Kirkland portrait comes ‘home’ to Nursing School
After more than 35 years, the portrait of Mary Henderson Kirkland is back at the Vanderbilt University School of Nursing.
Former Vanderbilt Chancellor James Hampton Kirkland (1893-1937) and Mary Henderson were married in 1895, the same year the painting was created by A.A. Lutz. A work of oil on canvas, the portrait features Mrs. Kirkland in a relaxed pose that was atypical of paintings at that time. The piece hung for many years in the Atlanta Exposition as a symbol of young womanhood in Tennessee until Mrs.

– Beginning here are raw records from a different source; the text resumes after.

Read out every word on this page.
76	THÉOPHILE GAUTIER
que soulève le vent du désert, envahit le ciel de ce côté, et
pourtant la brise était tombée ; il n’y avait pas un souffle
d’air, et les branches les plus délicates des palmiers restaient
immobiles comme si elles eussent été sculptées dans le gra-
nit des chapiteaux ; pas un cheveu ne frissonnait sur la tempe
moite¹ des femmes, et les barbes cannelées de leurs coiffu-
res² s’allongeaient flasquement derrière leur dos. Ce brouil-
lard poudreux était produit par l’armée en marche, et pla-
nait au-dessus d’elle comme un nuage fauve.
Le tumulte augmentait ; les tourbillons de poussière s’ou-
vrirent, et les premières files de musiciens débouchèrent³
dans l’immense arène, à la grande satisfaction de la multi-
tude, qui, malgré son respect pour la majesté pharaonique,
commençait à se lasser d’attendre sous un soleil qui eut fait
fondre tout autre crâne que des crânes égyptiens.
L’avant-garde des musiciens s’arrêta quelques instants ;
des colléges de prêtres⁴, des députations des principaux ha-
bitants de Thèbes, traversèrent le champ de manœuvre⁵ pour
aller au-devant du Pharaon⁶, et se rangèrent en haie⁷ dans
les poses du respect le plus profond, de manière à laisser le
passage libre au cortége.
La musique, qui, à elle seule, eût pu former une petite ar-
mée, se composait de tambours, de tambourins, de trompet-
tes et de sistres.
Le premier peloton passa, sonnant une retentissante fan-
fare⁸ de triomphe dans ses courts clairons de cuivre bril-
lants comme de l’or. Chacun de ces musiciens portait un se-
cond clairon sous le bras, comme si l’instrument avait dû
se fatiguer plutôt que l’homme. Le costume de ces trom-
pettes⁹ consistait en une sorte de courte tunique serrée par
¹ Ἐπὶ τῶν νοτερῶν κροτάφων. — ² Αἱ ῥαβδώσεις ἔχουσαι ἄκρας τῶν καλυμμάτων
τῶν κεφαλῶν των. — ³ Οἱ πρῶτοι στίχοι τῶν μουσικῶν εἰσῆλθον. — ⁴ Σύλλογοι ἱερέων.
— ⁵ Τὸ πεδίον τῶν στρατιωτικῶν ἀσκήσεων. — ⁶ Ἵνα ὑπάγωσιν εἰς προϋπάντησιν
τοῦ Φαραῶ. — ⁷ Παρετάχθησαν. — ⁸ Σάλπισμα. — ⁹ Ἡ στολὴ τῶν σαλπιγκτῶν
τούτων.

Kirkland donated it to the VUSN building, which at the time was named Mary Kirkland Hall, at the 1945 All-School banquet.
The portrait was a constant fixture at the school for nearly 20 years, even as the building was renamed Mary Henderson Hall and underwent renovations, but the piece was in dire need of restoration due to exposure and a mysterious beauty mark that appeared on her face one year.
After restoration, the portrait was displayed at several places across the Vanderbilt campus, and since 1990 has been hanging in Kirkland Hall.
With the Godchaux Hall renovations near completion, Chancellor Gordon Gee agreed with a request by VUSN Dean Colleen Conway-Welch, Ph.D., to return Mrs. Kirkland to the Nursing school.
Today as faculty, students and others walk up the stairs and through the historic doors of Godchaux Hall, they can see the portrait of Mrs. Kirkland on the left and the portrait of the building's namesake, Mary Ragland Godchaux, on the right.